A proximidade da Copa do Mundo 2026 trouxe consigo um aumento significativo nas tentativas de fraudes digitais. Com o início dos jogos nesta quinta-feira (11) e a expectativa para a estreia da Seleção Brasileira no próximo sábado (13), cibercriminosos intensificaram a criação de armadilhas virtuais para atrair torcedores.

Um levantamento realizado pela empresa de segurança Kaspersky revelou a criação de 25 sites fraudulentos focados em falsos bolões e apostas esportivas apenas durante o mês de junho. Além disso, houve um crescimento no número de páginas que simulam a venda oficial de figurinhas, saltando de 164 sites em maio para 180 em junho.

O modus operandi dos fraudadores consiste em oferecer prêmios elevados ou facilidades excessivas nas apostas para atrair as vítimas. O prejuízo, porém, vai além da perda financeira imediata. Ao preencher formulários de cadastro, o usuário expõe dados pessoais e sensíveis, que podem ser utilizados em novas fraudes digitais.

Segundo Fabio Assolini, pesquisador líder de segurança da Kaspersky, os criminosos exploram a tradição cultural do brasileiro com o futebol para validar esses sites falsos. “Pela pressa e desatenção para participar da brincadeira, o torcedor acaba entregando seu dinheiro via PIX e dados pessoais valiosos em cadastros maliciosos, gerando prejuízos imediatos e futuros, com o uso dos dados fornecidos em novas fraudes digitais”, afirmou o especialista.

As fraudes também se expandiram para os setores de turismo e entretenimento. Foram identificados domínios que imitam grandes marcas para oferecer ingressos, pacotes de viagem e hospedagens em cidades-sede com preços muito abaixo do valor de mercado. O objetivo é induzir pagamentos rápidos via Pix ou roubar credenciais de acesso de plataformas legítimas.

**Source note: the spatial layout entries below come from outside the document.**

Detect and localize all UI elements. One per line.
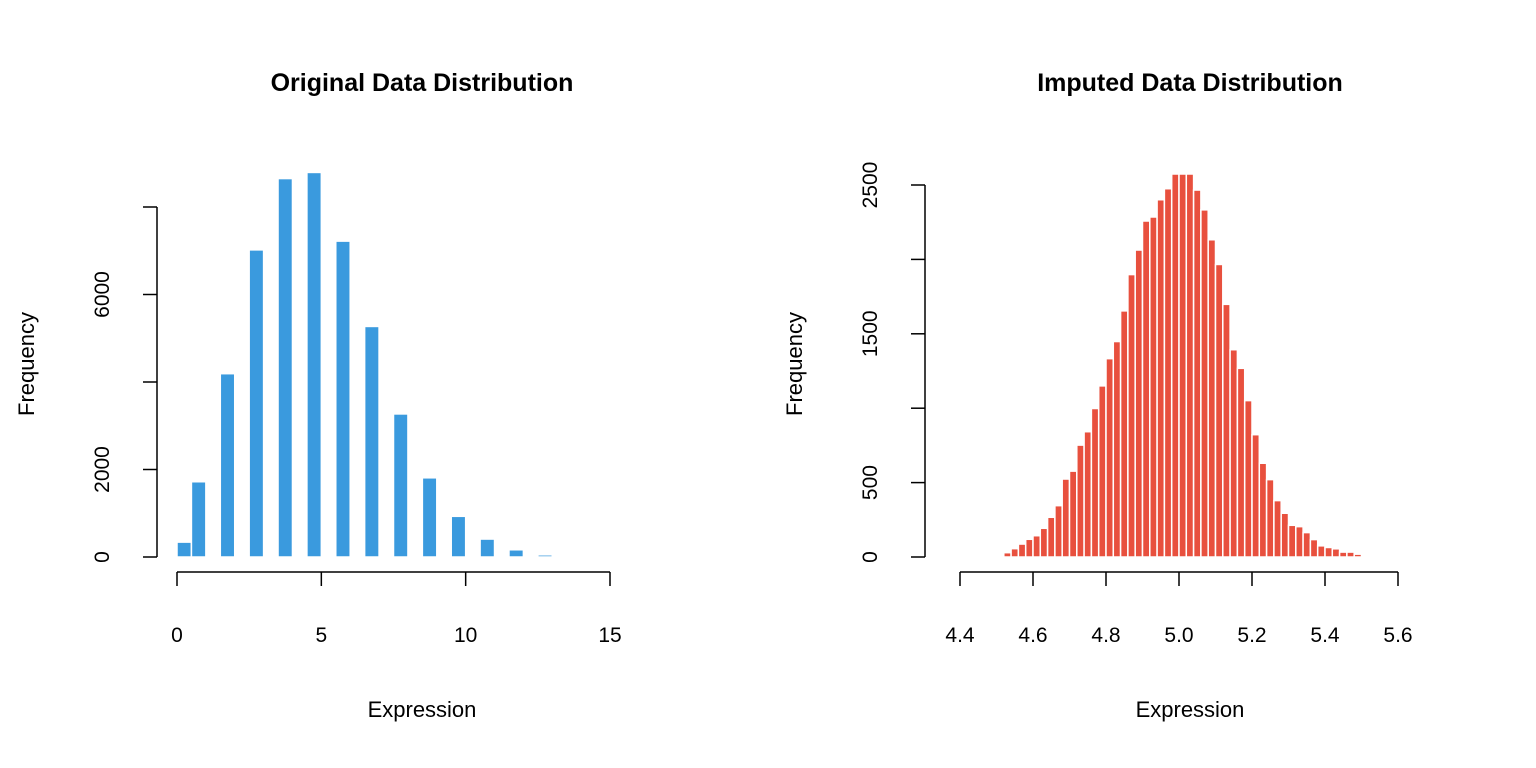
right-histogram-bar	[1243, 399, 1253, 558]
right-histogram-bar	[1258, 462, 1268, 558]
right-chart-title: Imputed Data Distribution	[1037, 69, 1343, 97]
right-histogram-bar	[1207, 239, 1217, 558]
right-histogram-bar	[1265, 478, 1275, 558]
right-histogram-bar	[995, 554, 1005, 558]
right-histogram-bar	[1149, 216, 1158, 558]
left-x-tick-label: 5	[315, 624, 327, 647]
left-y-tick-label: 0	[91, 551, 114, 563]
right-histogram-bar	[1134, 249, 1144, 558]
left-x-tick-label: 0	[171, 624, 183, 647]
right-histogram-bar	[1192, 189, 1202, 558]
right-histogram-bar	[1112, 340, 1122, 558]
right-histogram-bar	[1076, 444, 1085, 558]
right-histogram-bar	[1061, 478, 1071, 558]
left-x-tick-label: 15	[598, 624, 621, 647]
left-histogram-bar	[219, 372, 236, 558]
right-histogram-bar	[1324, 546, 1334, 558]
right-y-tick-label: 2500	[859, 162, 882, 209]
right-histogram-bar	[1105, 357, 1115, 558]
right-histogram-bar	[1331, 548, 1341, 558]
right-histogram-bar	[1280, 512, 1290, 558]
right-histogram-bar	[1295, 525, 1304, 558]
left-histogram-bar	[537, 554, 554, 558]
right-histogram-bar	[1229, 348, 1239, 558]
right-x-tick-label: 4.4	[945, 624, 975, 647]
right-histogram-bar	[1251, 433, 1261, 558]
right-histogram-bar	[1200, 209, 1209, 558]
right-histogram-bar	[1054, 504, 1063, 558]
right-x-tick-label: 4.6	[1018, 624, 1047, 647]
left-y-tick-label: 2000	[91, 446, 114, 493]
left-histogram-bar	[421, 477, 438, 558]
right-y-tick-label: 1500	[859, 310, 882, 357]
left-histogram-bar	[306, 171, 323, 558]
left-chart-title: Original Data Distribution	[271, 69, 574, 97]
right-histogram-bar	[1338, 551, 1348, 558]
right-histogram-bar	[1346, 551, 1355, 558]
left-y-tick-label: 6000	[91, 271, 114, 318]
right-x-tick-label: 5.2	[1237, 624, 1266, 647]
left-histogram-bar	[335, 240, 351, 558]
right-histogram-bar	[1302, 531, 1312, 558]
right-histogram-bar	[1141, 220, 1151, 558]
right-histogram-bar	[1010, 547, 1020, 558]
right-histogram-bar	[1156, 198, 1166, 558]
right-histogram-bar	[1170, 173, 1180, 558]
right-histogram-bar	[1127, 273, 1136, 558]
right-histogram-bar	[1222, 303, 1231, 558]
right-histogram-bar	[1214, 263, 1224, 558]
left-histogram: 0 2000 6000 0 5 10 15	[91, 171, 622, 647]
left-x-axis-label: Expression	[368, 697, 477, 722]
left-histogram-bar	[277, 177, 294, 558]
left-histogram-bar	[508, 549, 525, 558]
right-histogram-bar	[1083, 430, 1093, 558]
left-y-axis-label: Frequency	[14, 312, 39, 416]
right-x-tick-label: 5.0	[1164, 624, 1193, 647]
right-histogram-bar	[1236, 367, 1246, 558]
right-histogram-bar	[1017, 543, 1027, 558]
right-histogram-bar	[1163, 187, 1173, 558]
right-x-tick-label: 5.6	[1383, 624, 1412, 647]
right-histogram-bar	[1039, 527, 1049, 558]
right-histogram-bar	[1287, 524, 1297, 558]
left-histogram-bar	[363, 325, 380, 558]
left-histogram-bar	[392, 413, 409, 558]
right-histogram-bar	[1090, 407, 1100, 558]
left-x-tick-label: 10	[454, 624, 477, 647]
right-histogram-bar	[1353, 553, 1363, 558]
right-histogram-bar	[1068, 470, 1078, 558]
right-y-tick-label: 500	[859, 465, 882, 500]
right-histogram-bar	[1024, 538, 1034, 558]
right-histogram-bar	[1178, 173, 1188, 558]
right-histogram: 0 500 1500 2500 4.4 4.6 4.8 5.0 5.2 5.4 5.6	[859, 162, 1413, 647]
right-histogram-bar	[1119, 310, 1129, 558]
right-histogram-bar	[1309, 538, 1319, 558]
right-histogram-bar	[1097, 385, 1107, 558]
right-histogram-bar	[1032, 534, 1042, 558]
left-histogram-bar	[479, 538, 496, 558]
right-y-tick-label: 0	[859, 551, 882, 563]
right-histogram-bar	[1003, 551, 1012, 558]
right-y-axis-label: Frequency	[782, 312, 807, 416]
left-histogram-bar	[176, 541, 193, 558]
left-histogram-bar	[248, 249, 265, 558]
right-x-axis-label: Expression	[1136, 697, 1245, 722]
right-histogram-bar	[1273, 499, 1282, 558]
right-x-tick-label: 5.4	[1310, 624, 1340, 647]
left-histogram-bar	[450, 515, 467, 558]
right-x-tick-label: 4.8	[1091, 624, 1120, 647]
right-histogram-bar	[1046, 516, 1056, 558]
right-histogram-bar	[1185, 173, 1195, 558]
left-histogram-bar	[190, 481, 207, 558]
right-histogram-bar	[1316, 545, 1326, 558]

Outro ponto de atenção é o streaming pirata. Para evitar o pagamento de assinaturas, muitos torcedores buscam transmissões gratuitas. Sites maliciosos exigem o download de extensões ou plugins para “liberar o sinal”, mas, na verdade, instalam malwares que monitoram contas bancárias, roubam senhas de e-mail e redes sociais, e podem assumir o controle total do dispositivo.

Para quem viaja para acompanhar os jogos, o Wi-Fi público representa um risco. Um estudo da Kaspersky em cidades-sede do México (Cidade do México, Guadalajara e Monterrey) analisou 84 mil redes e constatou que 17% das redes abertas são inseguras, com criptografia fraca ou inexistente, facilitando a interceptação de dados bancários.

Para se proteger, a recomendação é participar de bolões apenas com pessoas conhecidas ou plataformas verificadas. É fundamental desconfiar de promessas de retorno financeiro irreal e evitar pagamentos via Pix para “garantir vagas”.

Além disso, especialistas orientam a utilizar apenas canais oficiais de apostas regulamentadas, evitar transações financeiras em redes Wi-Fi públicas — preferindo o uso de VPNs — e manter softwares antivírus atualizados no celular e no computador para bloquear tentativas de phishing.